Local Tuesday Menu – Salad with Poached Egg, Grilled Sweet Potatoes, Honey Oatmeal Bread

Like I mentioned, this was my own personal challenge to see if everything served for dinner could be local. I will say it was a success, with the big BUT I realized there are many staples I use everyday that I just stock up on at the grocery store. The salad greens, scallions, eggs, sweet potatoes, and bread were all locally purchased. To actually get this menu to the table I needed vinegar, olive oil, salt, pepper and butter. The following were not necessities, but I also choose to use sugar and Dijon mustard to prepare dinner. I can’t imagine planning a weekly menu without these staples and many others – rice, flour, spices and so on. For me, it’s a process and I’ll continue to buy as much food as possible locally and keep learning about how what we eat effects our environment.

Grilled Sweet Potatoes
Adapted from

2-3 sweet potatoes, peeled and sliced into ¼ inch slices
3 T olive oil
Salt and pepper

Toss sweet potatoes with olive oil, salt, and pepper. Grill for 8-10 minutes per side. This timing is perfect for your gas or charcoal grill. In the winter I use my George Foreman Grill and it take 10-12 minutes per side.

Why local?

Eating local food has been important to me since I read “Animal, Vegetable, Miracle” which is the story of the one year when Barbara Kingsolver and her family ate nothing but locally produced food. They lived on a small farm, allowing them to raise animals and grow vegetables. I remember they had resources for locally milled flour. I am going to have to go back to the book and find out what they did for oil, salt, pepper and so on.
I want a poster of “The Vegetannual”!!! I’ll have to look around for that.

I liked this website’s summary of why buy local.

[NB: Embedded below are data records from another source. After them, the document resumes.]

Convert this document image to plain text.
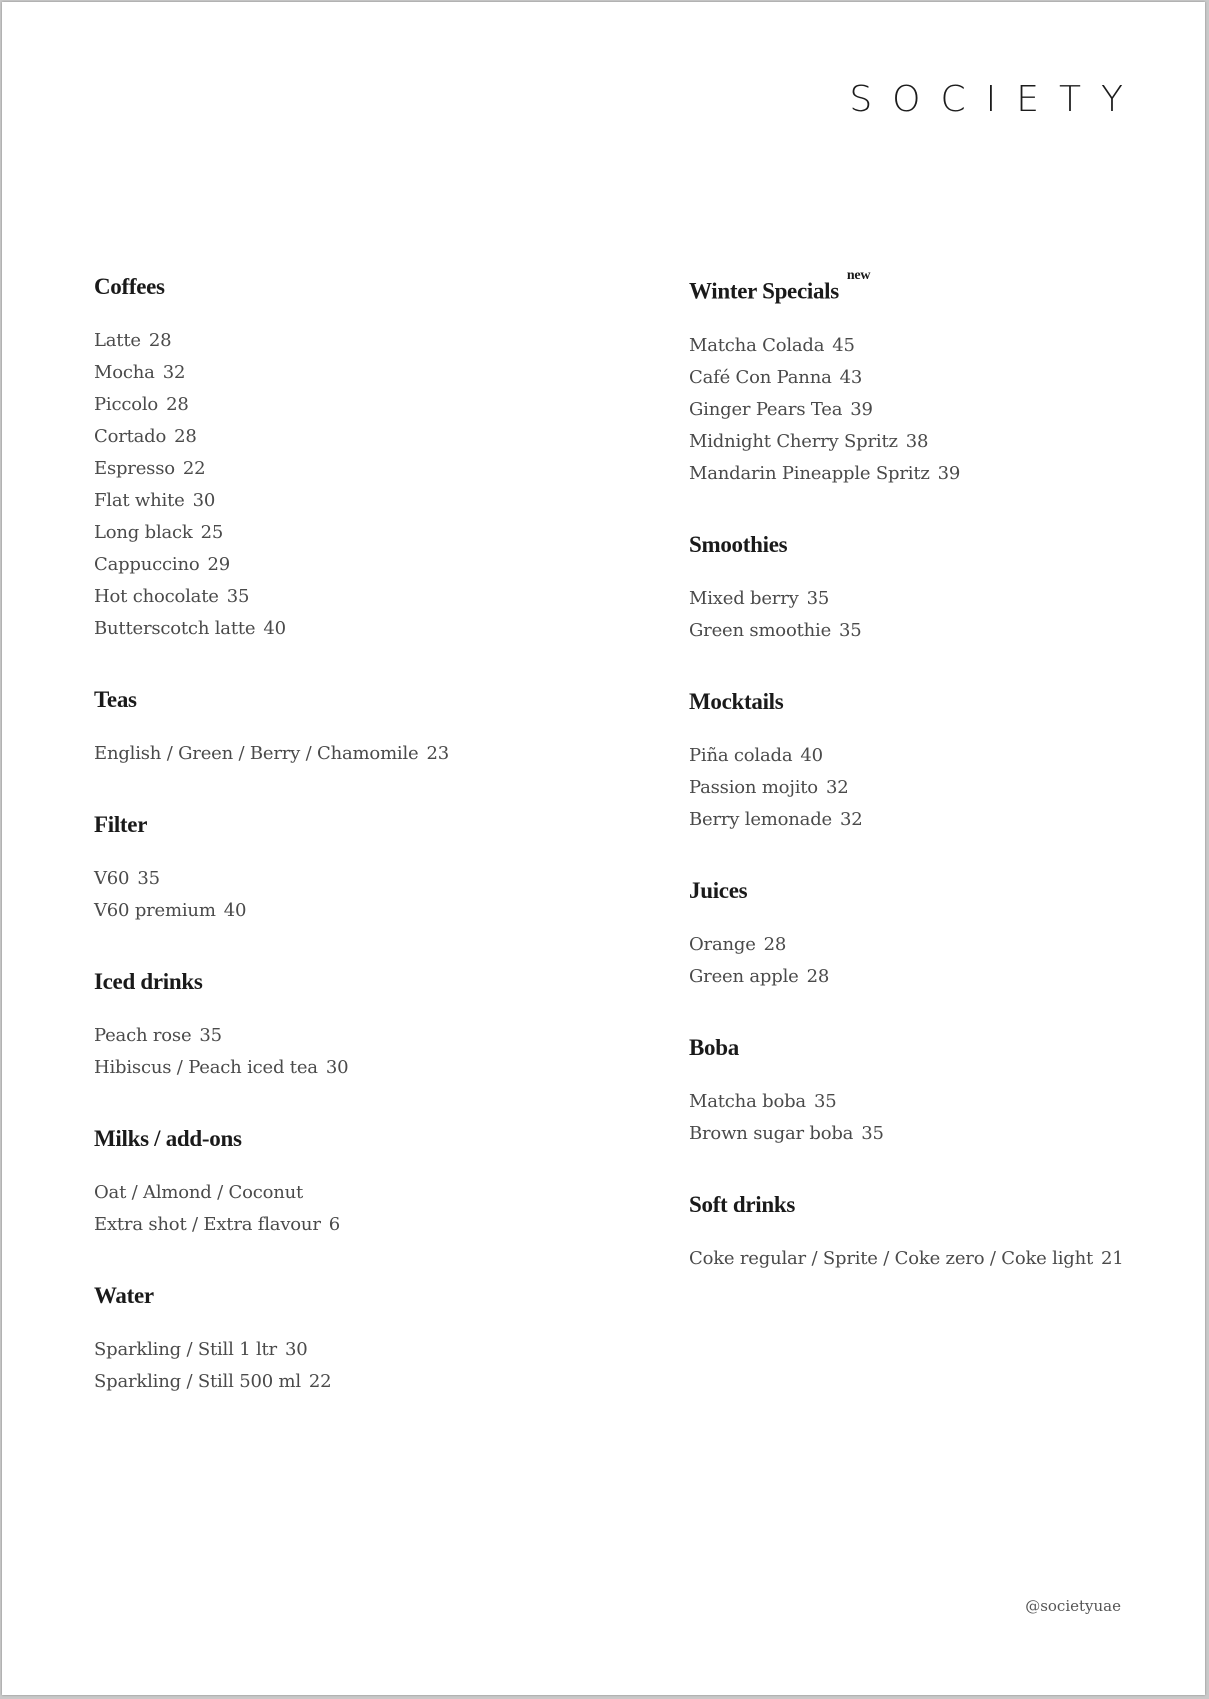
SOCIETY
Coffees
Latte 28
Mocha 32
Piccolo 28
Cortado 28
Espresso 22
Flat white 30
Long black 25
Cappuccino 29
Hot chocolate 35
Butterscotch latte 40
Teas
English / Green / Berry / Chamomile 23
Filter
V60 35
V60 premium 40
Iced drinks
Peach rose 35
Hibiscus / Peach iced tea 30
Milks / add-ons
Oat / Almond / Coconut
Extra shot / Extra flavour 6
Water
Sparkling / Still 1 ltr 30
Sparkling / Still 500 ml 22
Winter Specials$^{new}$
Matcha Colada 45
Café Con Panna 43
Ginger Pears Tea 39
Midnight Cherry Spritz 38
Mandarin Pineapple Spritz 39
Smoothies
Mixed berry 35
Green smoothie 35
Mocktails
Piña colada 40
Passion mojito 32
Berry lemonade 32
Juices
Orange 28
Green apple 28
Boba
Matcha boba 35
Brown sugar boba 35
Soft drinks
Coke regular / Sprite / Coke zero / Coke light 21
@societyuae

- When you buy close to home, you get fresher food and support small, local farms.
- Cutting out the middleman, like at a farmers market, can save you money.
- Seasonal, locally grown fruits and veggies are generally of higher quality.
- You will save energy and reduce your carbon footprint by cutting out long-distance hauling.
After reading “Animal, Vegetable, Miracle” it was the environmental issues, reducing our carbon footprint, that inspired me to eat as locally as possible. BUT the other three points mentioned above have become important to me also. I have enjoyed meeting and then hearing from the farmer’s every week during CSA season. I absolutely believe that the money I spend for my CSA allows is an excellent value. I’ve added up what the same vegetables would cost me in the grocery store and it is double or even triple than what I spent on my CSA. And you can’t beat the quality. Everything just tastes so GOOD! You can’t beat it.

What is local?
I like having things well defined. I read a bunch of websites and the statement I saw over and over that made sense to me was “within a days drive”. So as long as the farmer’s market, CSA drop off point, etc. is within a days drive from the producer it is considered local.
This Wikipedia article does a good job of outlining the debate about what defines local.